Madam Speaker, genetic testing can quite literally save lives. It allows Canadians who suspect that they might be at a higher risk for certain genetic diseases to take early preventive action. Unfortunately, under our current regime, Canadians often refuse to undergo a genetic test, even based on a recommendation from a doctor, because of the fear of genetic discrimination. This fear is not unfounded, as a recent Canadian study found that 40% of individuals with Huntington's disease experience some form of discrimination based on their genetic test results. That discrimination can come in the form of unfair insurance practices, being passed over for a promotion, and even being fired. Unfortunately, there are a number of documented cases of genetic discrimination in Canada, and that number will only continue to grow until we, as parliamentarians, fill that legislative void.
This is not only an issue of discrimination but is a legitimate public health issue. If Canadians continue to fear genetic tests because of the lack of legal protection from discrimination, they will be unable to access the best possible health care options available.
It is also important to note that a number of developed countries around the world have a regulatory system in place to protect their citizens from genetic discrimination. Many of our counterparts around the world, such as France, Germany, and Spain, all have legislative frameworks to protect the genetic privacy of their citizens and to guard against genetic discrimination. The U.K. and the U.S. also have some systems in place, whether it is a moratorium placed on the use of genetic information by insurance companies or a prohibition against genetic discrimination in health insurance and employment.
Unfortunately, Canada lags behind these countries on this important issue, and our laws have not kept pace with science when it comes to genetic testing. With the passing of this legislation without amendment, we would be able to provide support and protections for our citizens, as some of our international counterparts do.
I would be remiss in my remarks if I did not mention the insurance industry claims that premiums will rise if this important piece of legislation passes. That concern has been addressed, because this bill does not even contain the word "insurance". Although it is true that previous versions of the bill did contain insurance-specific provisions, they have been removed to address concerns about adverse selection and the constitutional issues that would arise because of it.

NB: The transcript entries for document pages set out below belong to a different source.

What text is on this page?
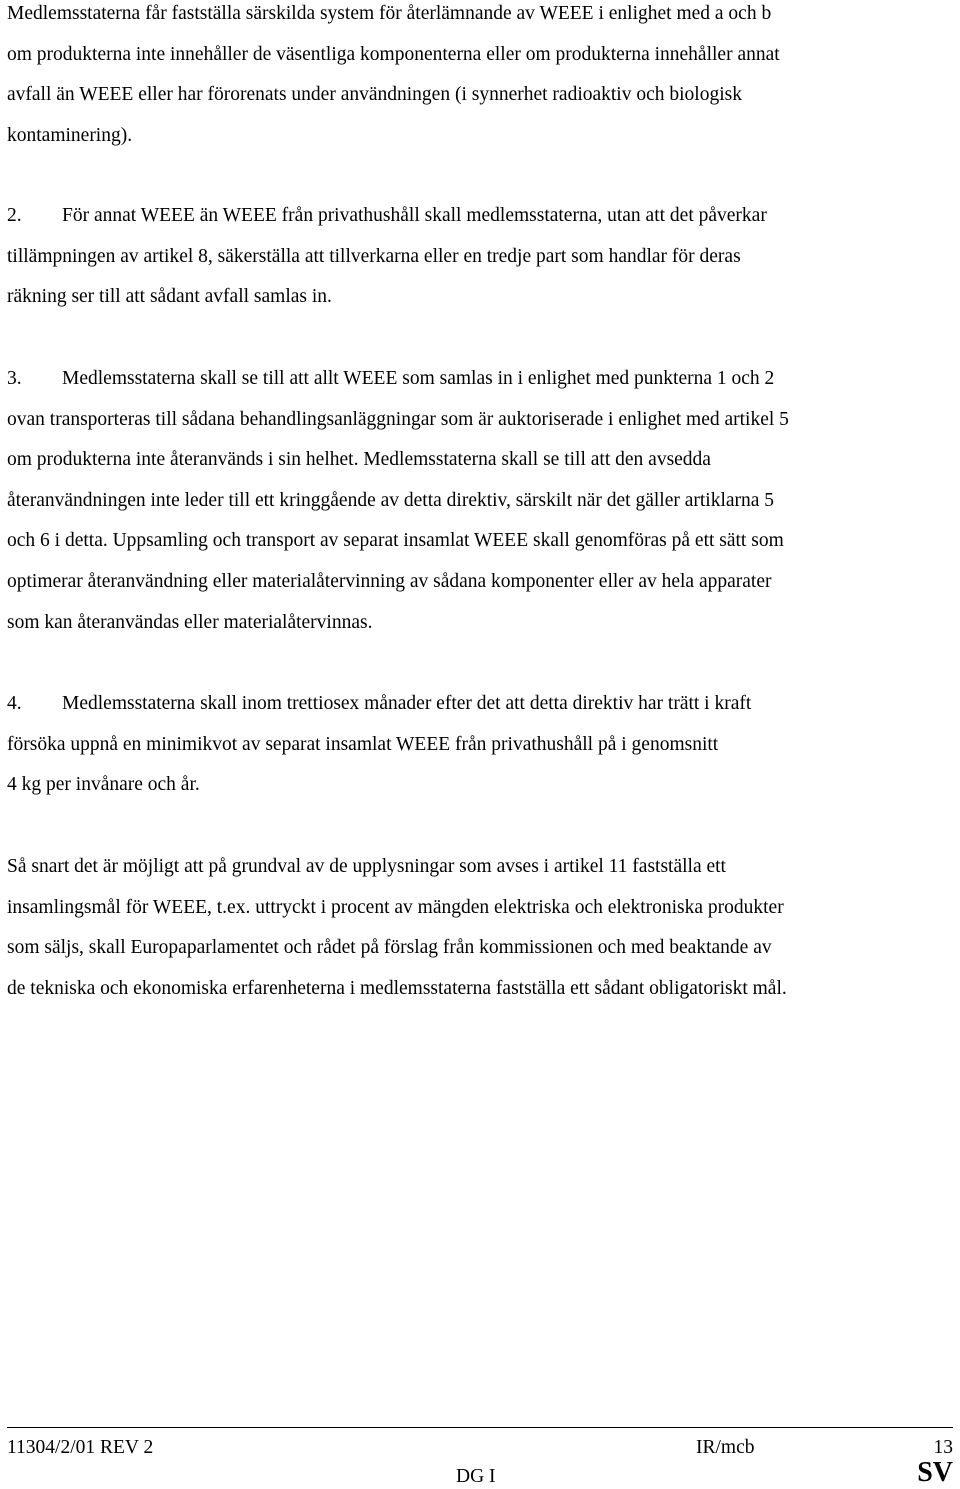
Medlemsstaterna får fastställa särskilda system för återlämnande av WEEE i enlighet med a och b
om produkterna inte innehåller de väsentliga komponenterna eller om produkterna innehåller annat
avfall än WEEE eller har förorenats under användningen (i synnerhet radioaktiv och biologisk
kontaminering).
2. För annat WEEE än WEEE från privathushåll skall medlemsstaterna, utan att det påverkar
tillämpningen av artikel 8, säkerställa att tillverkarna eller en tredje part som handlar för deras
räkning ser till att sådant avfall samlas in.
3. Medlemsstaterna skall se till att allt WEEE som samlas in i enlighet med punkterna 1 och 2
ovan transporteras till sådana behandlingsanläggningar som är auktoriserade i enlighet med artikel 5
om produkterna inte återanvänds i sin helhet. Medlemsstaterna skall se till att den avsedda
återanvändningen inte leder till ett kringgående av detta direktiv, särskilt när det gäller artiklarna 5
och 6 i detta. Uppsamling och transport av separat insamlat WEEE skall genomföras på ett sätt som
optimerar återanvändning eller materialåtervinning av sådana komponenter eller av hela apparater
som kan återanvändas eller materialåtervinnas.
4. Medlemsstaterna skall inom trettiosex månader efter det att detta direktiv har trätt i kraft
försöka uppnå en minimikvot av separat insamlat WEEE från privathushåll på i genomsnitt
4 kg per invånare och år.
Så snart det är möjligt att på grundval av de upplysningar som avses i artikel 11 fastställa ett
insamlingsmål för WEEE, t.ex. uttryckt i procent av mängden elektriska och elektroniska produkter
som säljs, skall Europaparlamentet och rådet på förslag från kommissionen och med beaktande av
de tekniska och ekonomiska erfarenheterna i medlemsstaterna fastställa ett sådant obligatoriskt mål.
11304/2/01 REV 2	IR/mcb	13
DG I	SV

It is also important to note that in countries where similar legislation has been passed, the insurance industry has not been adversely affected or as severely damaged as feared. Research would also suggest that this would apply here in Canada as well. In fact, that assertion was confirmed by the Privacy Commissioner in July 2014, when he stated at a Senate committee that “the impact of a ban on the use of genetic test results by the life and health insurance industry would not have a significant impact on insurers or the efficient operation of insurance markets”.
Peter Hogg, a pre-eminent constitutional law expert, spoke in front of the justice committee on Bill S-201 and has also written on this topic in his book Constitutional Law of Canada. In it he states that “The authority to enact legislation of this kind is distributed between the federal Parliament and the provincial legislatures according to which has jurisdiction over the employment, accommodation, restaurants and other businesses or activities, in which discrimination is forbidden. Most of the field is accordingly provincial under property and civil rights in the province. However, there is little doubt that the federal Parliament could if it chose exercise its criminal law power...to outlaw discriminatory practices generally.”
Any debate on this issue must, of course, recognize the important role the provinces play. In Mr. Hogg's testimony to the Standing Committee on Justice, he pointed out that the double aspect doctrine was relevant, because there are other precedents where the criminal law power has been exercised. Mr. Hogg used the example of the Highway Traffic Act, where the federal government enacted criminal law while the provinces enact prohibitions related to property and civil rights.
He further clarified that this legislation would “simply be making it an offence to discriminate on the basis of genetic characteristics”. This is something I agree with wholeheartedly, and I feel Canadians want a national standard not to be discriminated against because of their genetic makeup. This is something I agree with and I hope that the House will, as I said earlier, fill that void.
It is also important to note that this legislation has the support of organizations like the ALS Society of Canada, the Alzheimer Society of Canada, the Canadian Breast Cancer Foundation, the Centre for Israel and Jewish Affairs, the Canadian Human Rights Commission, Parkinson Canada, and the Huntington Society of Canada, along with many of my own constituents.
As I mentioned earlier, patients with Huntington's disease are among the most likely to experience degenerative discrimination. It is crucial that we as parliamentarians do all we can to protect Canadians from genetic discrimination and modernize our existing laws to ensure we keep pace with developed countries around the world. I am honoured to have the opportunity to speak on Bill S-201 here tonight and proud to lend it my full support.